Why Michigan Has a Lot at Stake 

For Michigan, the implications extend far beyond university campuses. 

The state's research ecosystem depends heavily on federal investment. The University of Michigan, Michigan State University, Wayne State University, and numerous hospital systems, nonprofit research organizations, and startup support programs collectively receive hundreds of millions of dollars annually through NIH, NSF, DOE, DoD, and other federal agencies. 

Federal research funding also serves as the foundation of Michigan's commercialization pipeline. Many technologies that ultimately become startup companies, venture-backed innovations, licensed intellectual property, and new healthcare products begin as federally funded academic research projects. 

If grant reviews become slower, more politically driven, or more vulnerable to cancellation, Michigan institutions could face greater difficulty planning long-term research programs, recruiting top scientific talent, and attracting follow-on private investment. 

The state's growing life sciences sector may be particularly sensitive to these changes. Biomedical innovation often requires a decade or more of sustained research before discoveries reach patients. Greater uncertainty around federal funding could make those pathways more difficult to navigate. 


Looking Ahead
 

The proposal is currently undergoing public review, and significant debate is expected among universities, research institutions, industry groups, and federal agencies before any final rule is implemented. 

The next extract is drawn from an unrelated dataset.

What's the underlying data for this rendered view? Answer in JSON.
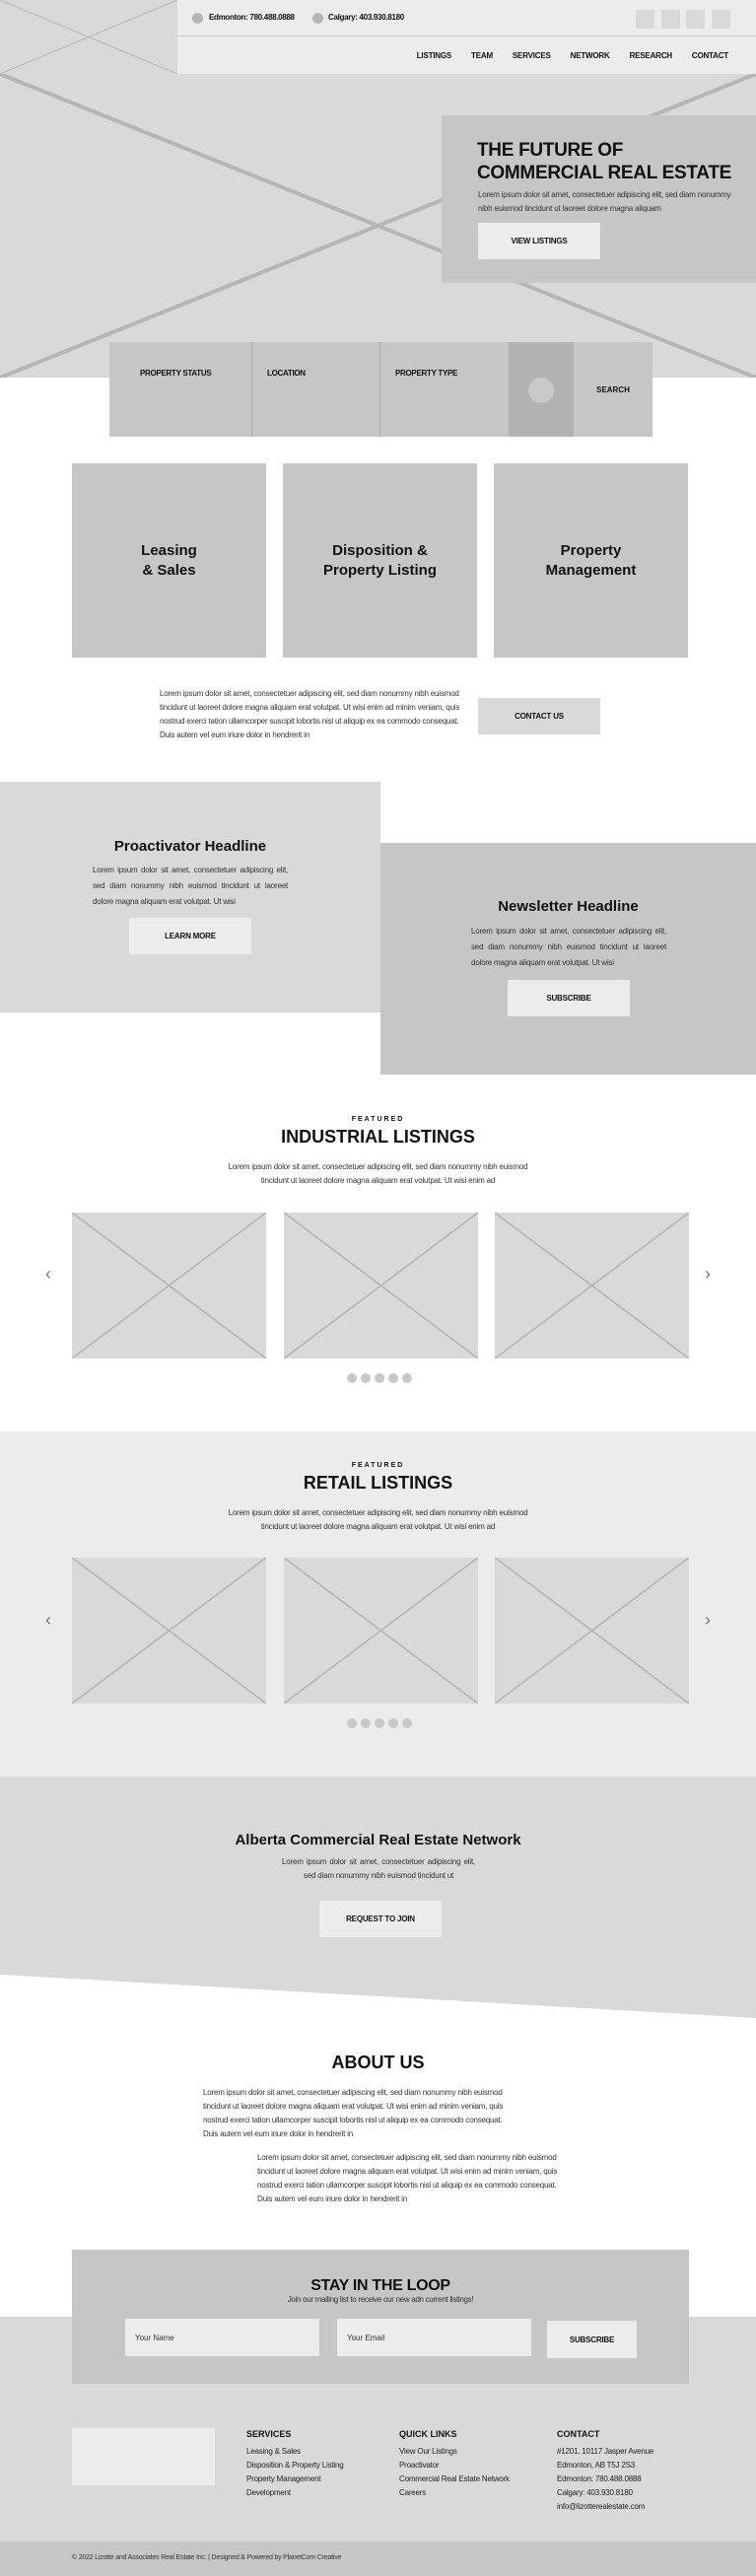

Regardless of the final outcome, the proposal signals a major shift in federal thinking about research funding and grant oversight. For Michigan's research universities, healthcare systems, startups, and innovation organizations, the coming months could help define the future environment in which scientific discovery and technology commercialization occur. 

At a time when states are competing aggressively for talent, investment, and innovation leadership, the structure and stability of the federal research enterprise remain critical components of economic competitiveness. Michigan's research community should pay close attention as the debate unfolds.